Zeiterfassung kann vor arbeitsbedingtem Frust und Krankheit schützen. Durch eine eindeutige Dokumentation der Arbeitszeiten stellen Arbeitnehmer und Arbeitgeber sicher, dass Arbeitszeitgesetz, Pausenregelungen, Tarifverträge oder auch berufsgenossenschaftliche und weitere Bestimmungen eingehalten werden.
Kann ich Mittagspause machen wann ich will?
Nein – auch hier gelten betriebliche Vorgaben. Diese wiederum müssen natürlich die arbeitszeitrechtlichen Aspekte berücksichtigen. Zum Beispiel sind ab sechs Stunden Arbeit (im Betrieb oder zuhause) 30 Minuten Pause vorgeschrieben.
Wie lange muss ich erreichbar sein?
Nur, weil ich zuhause arbeite, heißt das nicht, dass ich permanent verfügbar sein muss.
Gerade, weil die Trennung von Arbeit und Privatleben im Homeoffice besonders schwer ist, sind wirklich arbeitsfreie Zeiten wichtig. Sonst drohen Überforderung, Leistungsverlust oder sogar ein Burn-Out. Grundsätzlich gilt, dass ich nur während der arbeitsrechtlich vereinbarten und zulässigen Arbeitszeit erreichbar sein muss. Diese Arbeitszeit kann auch eventuell vereinbarte (und ebenfalls vergütete) Bereitschaftszeiten umfassen.
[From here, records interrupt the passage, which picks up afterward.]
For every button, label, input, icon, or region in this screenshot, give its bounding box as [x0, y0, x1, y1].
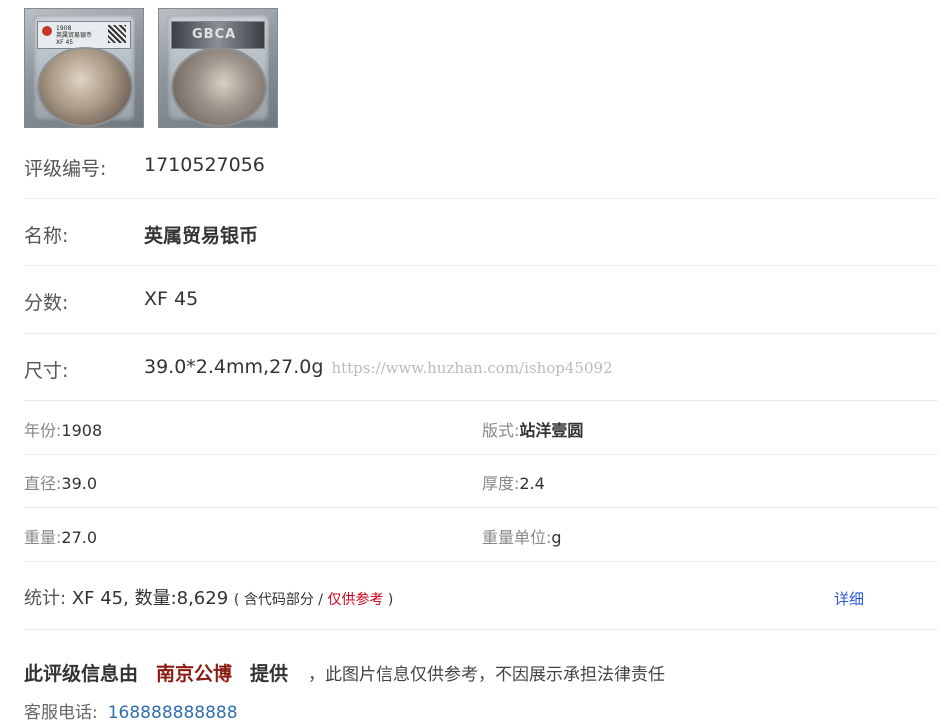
- size-value: 39.0*2.4mm,27.0g: [144, 356, 324, 378]
- coin-obverse: [39, 49, 131, 125]
- coin-images: 1908 英属贸易银币 XF 45 GBCA: [24, 8, 278, 128]
- gbca-logo: GBCA: [192, 27, 237, 42]
- attr-thickness: 厚度:2.4: [482, 474, 545, 493]
- slab-label: 1908 英属贸易银币 XF 45: [37, 21, 131, 49]
- slab-label: GBCA: [171, 21, 265, 49]
- qr-code-icon: [108, 25, 126, 43]
- stats-count: , 数量:8,629: [123, 588, 229, 609]
- seal-icon: [42, 26, 52, 36]
- reference-only-text: 仅供参考: [327, 592, 384, 608]
- provider-suffix: 提供: [250, 663, 289, 685]
- stats-note: ( 含代码部分 / 仅供参考 ): [233, 592, 394, 608]
- coin-reverse: [173, 49, 265, 125]
- size-label: 尺寸:: [24, 360, 69, 382]
- attr-row-3: 重量:27.0 重量单位:g: [24, 508, 938, 562]
- provider-org[interactable]: 南京公博: [156, 663, 232, 685]
- stats-grade: XF 45: [71, 588, 124, 609]
- size-value-wrap: 39.0*2.4mm,27.0g https://www.huzhan.com/i…: [144, 356, 613, 378]
- service-phone: 客服电话: 168888888888: [24, 698, 238, 723]
- service-phone-number[interactable]: 168888888888: [108, 703, 238, 723]
- obverse-image[interactable]: 1908 英属贸易银币 XF 45: [24, 8, 144, 128]
- attr-row-2: 直径:39.0 厚度:2.4: [24, 455, 938, 508]
- grade-number-value: 1710527056: [144, 154, 265, 176]
- score-row: 分数: XF 45: [24, 266, 938, 334]
- provider-prefix: 此评级信息由: [24, 663, 139, 685]
- attr-weight-unit: 重量单位:g: [482, 528, 562, 547]
- coin-name-label: 名称:: [24, 225, 69, 247]
- provider-line: 此评级信息由 南京公博 提供 ，此图片信息仅供参考，不因展示承担法律责任: [24, 659, 665, 686]
- slab-label-text: 1908 英属贸易银币 XF 45: [56, 25, 93, 46]
- score-label: 分数:: [24, 292, 69, 314]
- attr-weight: 重量:27.0: [24, 528, 98, 547]
- grade-number-label: 评级编号:: [24, 158, 107, 180]
- watermark-text: https://www.huzhan.com/ishop45092: [331, 359, 613, 377]
- stats-line: 统计: XF 45, 数量:8,629 ( 含代码部分 / 仅供参考 ): [24, 584, 393, 610]
- detail-link[interactable]: 详细: [834, 588, 864, 609]
- coin-name-row: 名称: 英属贸易银币: [24, 199, 938, 266]
- stats-label: 统计:: [24, 588, 67, 609]
- size-row: 尺寸: 39.0*2.4mm,27.0g https://www.huzhan.c…: [24, 334, 938, 401]
- attr-year: 年份:1908: [24, 421, 103, 440]
- reverse-image[interactable]: GBCA: [158, 8, 278, 128]
- attr-row-1: 年份:1908 版式:站洋壹圆: [24, 401, 938, 455]
- service-phone-label: 客服电话:: [24, 703, 98, 723]
- score-value: XF 45: [144, 288, 199, 310]
- grade-number-row: 评级编号: 1710527056: [24, 130, 938, 199]
- provider-disclaimer: ，此图片信息仅供参考，不因展示承担法律责任: [308, 665, 666, 685]
- coin-name-value: 英属贸易银币: [144, 225, 259, 247]
- attr-diameter: 直径:39.0: [24, 474, 98, 493]
- attr-style: 版式:站洋壹圆: [482, 421, 584, 440]
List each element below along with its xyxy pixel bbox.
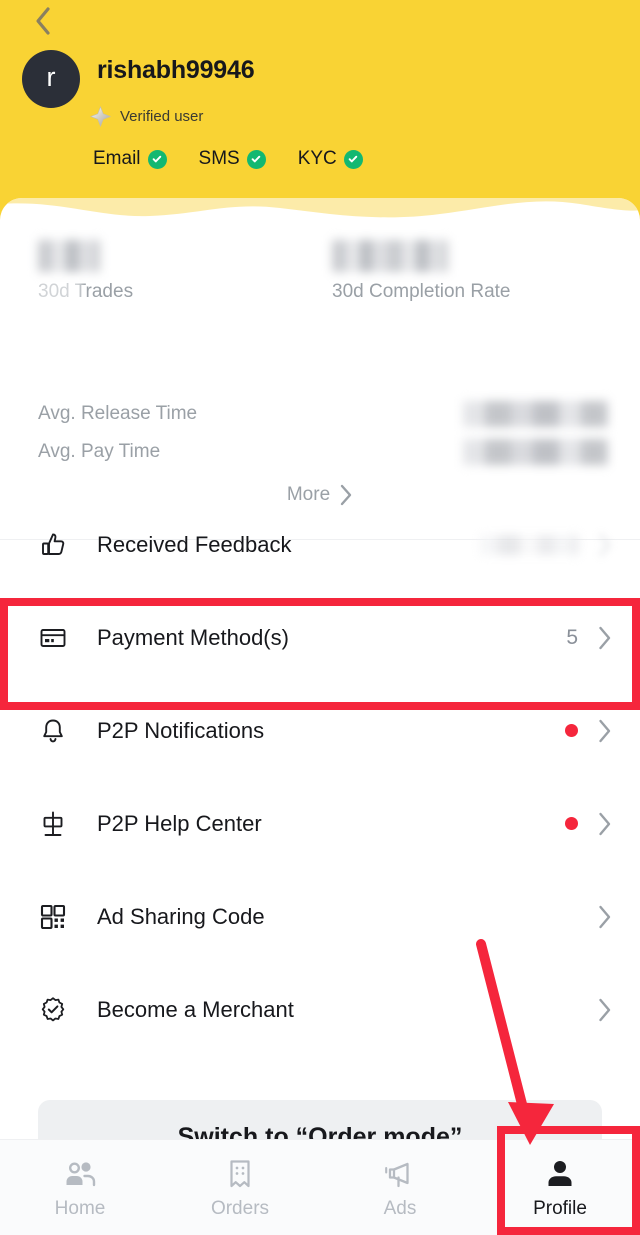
orders-icon xyxy=(225,1156,255,1190)
menu-item-label: Received Feedback xyxy=(97,531,292,557)
chevron-right-icon xyxy=(598,812,612,836)
thumbs-up-icon xyxy=(36,528,70,562)
menu-item-ad-sharing-code[interactable]: Ad Sharing Code xyxy=(0,870,640,963)
menu-item-right xyxy=(565,812,612,836)
menu-item-right xyxy=(598,905,612,929)
menu-item-right: 5 xyxy=(566,626,612,650)
chevron-right-icon xyxy=(598,905,612,929)
stat-completion-label: 30d Completion Rate xyxy=(332,281,511,302)
chevron-right-icon xyxy=(598,533,612,557)
verification-label: KYC xyxy=(297,148,337,169)
merchant-seal-icon xyxy=(36,993,70,1027)
stat-completion-value-redacted xyxy=(332,240,448,272)
nav-tab-label: Home xyxy=(54,1197,106,1219)
stat-completion-rate: 30d Completion Rate xyxy=(332,240,511,303)
profile-header: r rishabh99946 Verified user Email SMS K… xyxy=(0,0,640,230)
check-circle-icon xyxy=(147,149,167,169)
nav-tab-orders[interactable]: Orders xyxy=(160,1140,320,1235)
menu-item-p2p-notifications[interactable]: P2P Notifications xyxy=(0,684,640,777)
chevron-right-icon xyxy=(598,626,612,650)
nav-tab-label: Profile xyxy=(533,1197,587,1219)
menu-item-p2p-help-center[interactable]: P2P Help Center xyxy=(0,777,640,870)
menu-item-label: P2P Notifications xyxy=(97,717,265,743)
nav-tab-ads[interactable]: Ads xyxy=(320,1140,480,1235)
avg-release-time-row: Avg. Release Time xyxy=(0,395,640,433)
nav-tab-home[interactable]: Home xyxy=(0,1140,160,1235)
avg-pay-time-value-redacted xyxy=(463,439,608,465)
unread-dot-badge xyxy=(565,724,578,737)
unread-dot-badge xyxy=(565,817,578,830)
verification-label: Email xyxy=(93,148,141,169)
help-signpost-icon xyxy=(36,807,70,841)
bottom-navigation: Home Orders Ads Profile xyxy=(0,1139,640,1235)
verification-label: SMS xyxy=(198,148,240,169)
avg-release-time-label: Avg. Release Time xyxy=(38,403,198,424)
profile-sheet: 30d Trades 30d Completion Rate Avg. Rele… xyxy=(0,198,640,1235)
avg-release-time-value-redacted xyxy=(463,401,608,427)
menu-item-received-feedback[interactable]: Received Feedback xyxy=(0,498,640,591)
check-circle-icon xyxy=(343,149,363,169)
menu-item-become-a-merchant[interactable]: Become a Merchant xyxy=(0,963,640,1056)
verified-user-label: Verified user xyxy=(120,108,204,125)
avatar[interactable]: r xyxy=(22,50,80,108)
payment-methods-count: 5 xyxy=(566,625,578,649)
check-circle-icon xyxy=(246,149,266,169)
menu-item-right xyxy=(480,533,612,557)
stat-trades-value-redacted xyxy=(38,240,100,272)
chevron-right-icon xyxy=(598,719,612,743)
verification-sms: SMS xyxy=(199,148,266,170)
menu-item-label: Become a Merchant xyxy=(97,996,294,1022)
diamond-badge-icon xyxy=(90,106,111,127)
people-icon xyxy=(63,1156,97,1190)
menu-item-label: P2P Help Center xyxy=(97,810,262,836)
person-icon xyxy=(544,1156,576,1190)
stat-trades-label: 30d Trades xyxy=(36,279,134,303)
menu-item-label: Ad Sharing Code xyxy=(97,903,265,929)
verification-kyc: KYC xyxy=(298,148,363,170)
chevron-right-icon xyxy=(598,998,612,1022)
qr-code-icon xyxy=(36,900,70,934)
megaphone-icon xyxy=(383,1156,417,1190)
bell-icon xyxy=(36,714,70,748)
verification-badges: Email SMS KYC xyxy=(93,148,363,170)
verified-user-row: Verified user xyxy=(90,106,203,127)
p2p-profile-screen: r rishabh99946 Verified user Email SMS K… xyxy=(0,0,640,1235)
nav-tab-label: Orders xyxy=(210,1197,270,1219)
avatar-initial: r xyxy=(46,62,56,92)
menu-item-right xyxy=(598,998,612,1022)
card-icon xyxy=(36,621,70,655)
profile-menu: Received Feedback Payment Method(s) 5 P2… xyxy=(0,498,640,1056)
verification-email: Email xyxy=(93,148,167,170)
feedback-value-redacted xyxy=(480,534,578,555)
avg-pay-time-row: Avg. Pay Time xyxy=(0,433,640,471)
username: rishabh99946 xyxy=(97,56,255,84)
back-button[interactable] xyxy=(26,4,60,38)
nav-tab-profile[interactable]: Profile xyxy=(480,1140,640,1235)
nav-tab-label: Ads xyxy=(383,1197,417,1219)
menu-item-payment-methods[interactable]: Payment Method(s) 5 xyxy=(0,591,640,684)
avg-time-rows: Avg. Release Time Avg. Pay Time xyxy=(0,395,640,471)
avg-pay-time-label: Avg. Pay Time xyxy=(38,441,161,462)
decorative-wave xyxy=(0,198,640,238)
menu-item-right xyxy=(565,719,612,743)
stat-trades: 30d Trades xyxy=(36,240,134,303)
chevron-left-icon xyxy=(34,6,52,36)
redaction-mask xyxy=(36,279,82,303)
menu-item-label: Payment Method(s) xyxy=(97,624,289,650)
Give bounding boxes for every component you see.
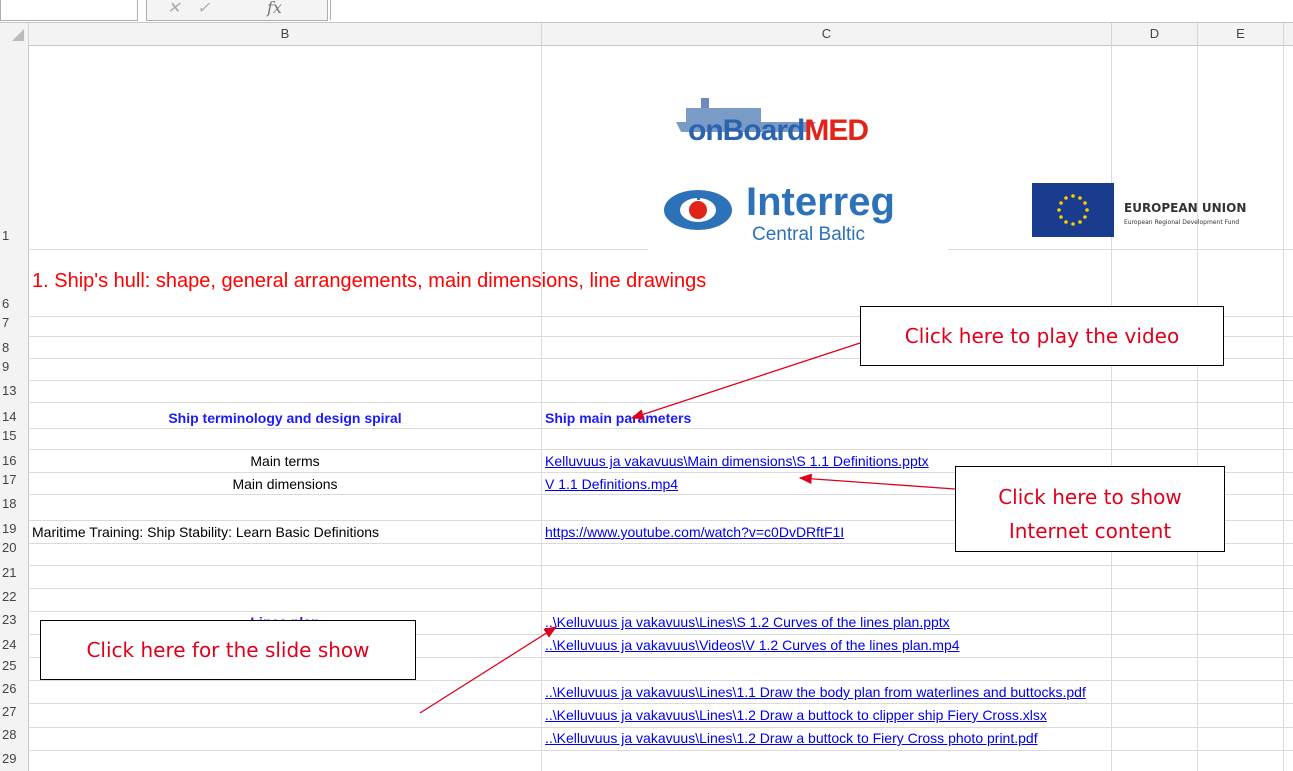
interreg-subtitle: Central Baltic (752, 224, 865, 245)
row-header-9[interactable]: 9 (0, 359, 28, 374)
callout-slide-show-text: Click here for the slide show (86, 638, 370, 662)
row-header-21[interactable]: 21 (0, 565, 28, 580)
gridline (28, 750, 1293, 751)
row-header-14[interactable]: 14 (0, 409, 28, 424)
row-header-15[interactable]: 15 (0, 428, 28, 443)
link-c26[interactable]: ..\Kelluvuus ja vakavuus\Lines\1.1 Draw … (545, 684, 1086, 700)
arrow-to-internet (798, 473, 956, 490)
header-ship-main-parameters[interactable]: Ship main parameters (545, 410, 691, 426)
column-header-e[interactable]: E (1198, 23, 1284, 45)
row-header-20[interactable]: 20 (0, 540, 28, 555)
callout-play-video-text: Click here to play the video (904, 324, 1180, 348)
row-header-18[interactable]: 18 (0, 496, 28, 511)
gridline (28, 611, 1293, 612)
link-c16[interactable]: Kelluvuus ja vakavuus\Main dimensions\S … (545, 453, 929, 469)
link-c24[interactable]: ..\Kelluvuus ja vakavuus\Videos\V 1.2 Cu… (545, 637, 960, 653)
row-header-23[interactable]: 23 (0, 612, 28, 627)
eu-title: EUROPEAN UNION (1124, 201, 1247, 215)
row-header-bar: 1 6 7 8 9 13 14 15 16 17 18 19 20 21 22 … (0, 45, 29, 771)
row-header-24[interactable]: 24 (0, 637, 28, 652)
arrow-to-slides (419, 626, 558, 714)
link-c27[interactable]: ..\Kelluvuus ja vakavuus\Lines\1.2 Draw … (545, 707, 1047, 723)
gridline (28, 428, 1293, 429)
column-header-c[interactable]: C (542, 23, 1112, 45)
formula-buttons: ✕ ✓ fx (146, 0, 328, 21)
gridline (541, 45, 542, 771)
callout-internet-text-2: Internet content (1008, 519, 1172, 543)
eu-logo: EUROPEAN UNION European Regional Develop… (1032, 183, 1276, 237)
gridline (1111, 45, 1112, 771)
row-header-29[interactable]: 29 (0, 751, 28, 766)
row-header-7[interactable]: 7 (0, 315, 28, 330)
interreg-logo: Interreg Central Baltic (648, 178, 948, 250)
gridline (28, 380, 1293, 381)
gridline (28, 449, 1293, 450)
cell-b16[interactable]: Main terms (29, 453, 541, 469)
cell-b17[interactable]: Main dimensions (29, 476, 541, 492)
gridline (1197, 45, 1198, 771)
gridline (28, 727, 1293, 728)
row-header-13[interactable]: 13 (0, 383, 28, 398)
select-all-corner[interactable] (0, 23, 29, 45)
column-header-d[interactable]: D (1112, 23, 1198, 45)
sheet-title[interactable]: 1. Ship's hull: shape, general arrangeme… (32, 270, 706, 293)
row-header-27[interactable]: 27 (0, 704, 28, 719)
column-header-bar: B C D E (0, 23, 1293, 46)
callout-internet-content: Click here to show Internet content (955, 466, 1225, 552)
callout-slide-show: Click here for the slide show (40, 620, 416, 680)
cell-b19[interactable]: Maritime Training: Ship Stability: Learn… (32, 524, 379, 540)
logo-text-med: MED (804, 114, 869, 147)
gridline (1283, 45, 1284, 771)
interreg-eye-icon (664, 190, 732, 230)
gridline (28, 588, 1293, 589)
gridline (28, 703, 1293, 704)
interreg-title: Interreg (746, 180, 895, 224)
row-header-17[interactable]: 17 (0, 472, 28, 487)
link-c19[interactable]: https://www.youtube.com/watch?v=c0DvDRft… (545, 524, 844, 540)
formula-input[interactable] (330, 0, 1293, 20)
fx-icon[interactable]: fx (267, 0, 282, 17)
link-c23[interactable]: ..\Kelluvuus ja vakavuus\Lines\S 1.2 Cur… (545, 614, 950, 630)
gridline (28, 680, 1293, 681)
row-header-16[interactable]: 16 (0, 453, 28, 468)
header-ship-terminology[interactable]: Ship terminology and design spiral (29, 410, 541, 426)
logo-text-on: on (688, 114, 724, 147)
callout-internet-text-1: Click here to show (998, 485, 1182, 509)
row-header-28[interactable]: 28 (0, 727, 28, 742)
row-header-26[interactable]: 26 (0, 681, 28, 696)
row-header-25[interactable]: 25 (0, 658, 28, 673)
select-all-icon (12, 29, 24, 41)
column-header-b[interactable]: B (29, 23, 542, 45)
name-box[interactable] (0, 0, 138, 21)
row-header-19[interactable]: 19 (0, 521, 28, 536)
row-header-8[interactable]: 8 (0, 340, 28, 355)
eu-flag-icon (1032, 183, 1114, 237)
onboardmed-logo: onBoardMED (676, 96, 876, 156)
link-c28[interactable]: ..\Kelluvuus ja vakavuus\Lines\1.2 Draw … (545, 730, 1038, 746)
link-c17[interactable]: V 1.1 Definitions.mp4 (545, 476, 678, 492)
gridline (28, 565, 1293, 566)
enter-icon[interactable]: ✓ (197, 0, 210, 17)
cancel-icon[interactable]: ✕ (167, 0, 180, 17)
row-header-6[interactable]: 6 (0, 296, 28, 311)
row-header-1[interactable]: 1 (0, 228, 28, 243)
row-header-22[interactable]: 22 (0, 589, 28, 604)
logo-text-board: Board (722, 114, 806, 147)
gridline (28, 402, 1293, 403)
eu-subtitle: European Regional Development Fund (1124, 219, 1240, 226)
callout-play-video: Click here to play the video (860, 306, 1224, 366)
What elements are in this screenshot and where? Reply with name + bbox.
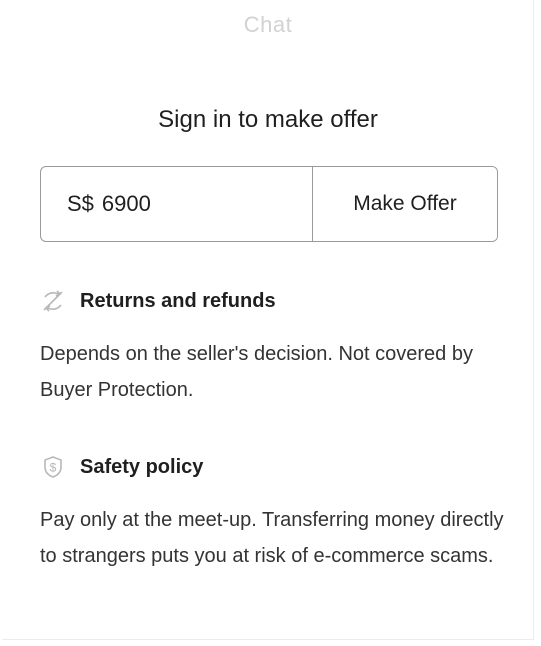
safety-section-header: $ Safety policy [40, 454, 203, 480]
offer-form: S$ 6900 Make Offer [40, 166, 498, 242]
returns-section-header: Returns and refunds [40, 288, 276, 314]
price-value: 6900 [101, 191, 151, 216]
returns-description: Depends on the seller's decision. Not co… [40, 343, 473, 401]
safety-title: Safety policy [80, 455, 204, 478]
currency-label: S$ [67, 191, 94, 216]
svg-text:$: $ [50, 461, 57, 475]
offer-card: Chat Sign in to make offer S$ 6900 Make … [2, 0, 534, 640]
no-return-icon [40, 288, 66, 314]
returns-title: Returns and refunds [80, 289, 276, 312]
make-offer-button[interactable]: Make Offer [313, 167, 497, 241]
offer-title: Sign in to make offer [158, 106, 378, 133]
dollar-shield-icon: $ [40, 454, 66, 480]
price-input[interactable]: S$ 6900 [41, 167, 313, 241]
chat-tab[interactable]: Chat [2, 12, 534, 38]
safety-description: Pay only at the meet-up. Transferring mo… [40, 509, 504, 567]
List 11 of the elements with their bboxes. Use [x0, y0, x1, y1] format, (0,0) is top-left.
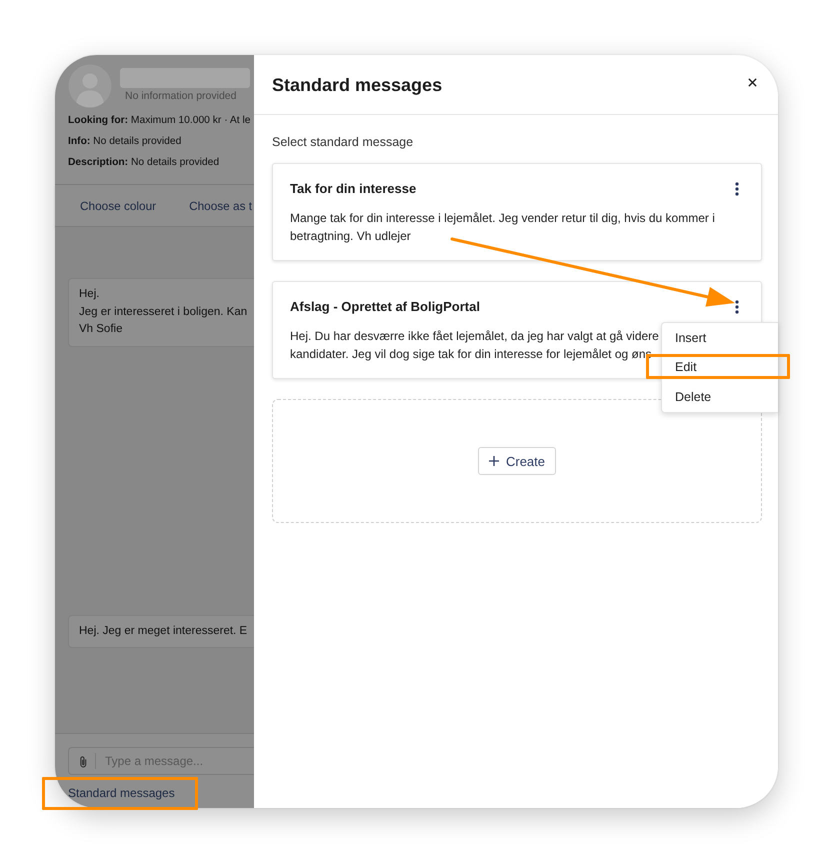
template-title: Tak for din interesse — [290, 180, 416, 198]
profile-detail: Info: No details provided — [68, 135, 182, 149]
drawer-title: Standard messages — [272, 74, 442, 96]
chat-message: Hej. Jeg er interesseret i boligen. Kan Vh Sofie — [68, 278, 254, 346]
profile-detail: Looking for: Maximum 10.000 kr · At le — [68, 114, 251, 128]
chat-message: Hej. Jeg er meget interesseret. E — [68, 614, 254, 648]
section-label: Select standard message — [272, 135, 414, 149]
template-text: Mange tak for din interesse i lejemålet. Jeg vender retur til dig, hvis du kommer i betragtning. Vh udlejer — [290, 210, 715, 244]
profile-detail: Description: No details provided — [68, 156, 220, 170]
profile-status: No information provided — [124, 89, 236, 103]
template-title: Afslag - Oprettet af BoligPortal — [290, 298, 480, 316]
Tarifvertragliche Regelungen können, je nach Branche und Unternehmen, die Bestimmungen des Arbeitszeitgesetzes ergänzen.
Als Arbeitnehmer sollte ich also außerhalb der Arbeits- und Bereitschaftszeiten konsequent das Smartphone und den Laptop ausschalten. Dazu gehört auch, auf dem privaten Handy keine Firmen-E-Mails mehr zu checken – auch, wenn es manchmal verlockend ist.
Und das kann der Arbeitgeber auch technisch erzwingen – zum Schutze seiner Mitarbeiter:
- Moderne Arbeitgeber schützen ihre Arbeitnehmer vor einer Entgrenzung der Homeoffice-Arbeitszeit.
- Sie untersagen zum Beispiel freiwillige heimische Nachtarbeit oder unterbrechen die E-Mail-Zustellung oder die Software-Nutzung an Wochenenden.
- Zudem achten alle Beteiligten beispielsweise darauf, nur Telefon- oder Videokonferenztermine nur innerhalb der vereinbarten Arbeitszeiten anzusetzen.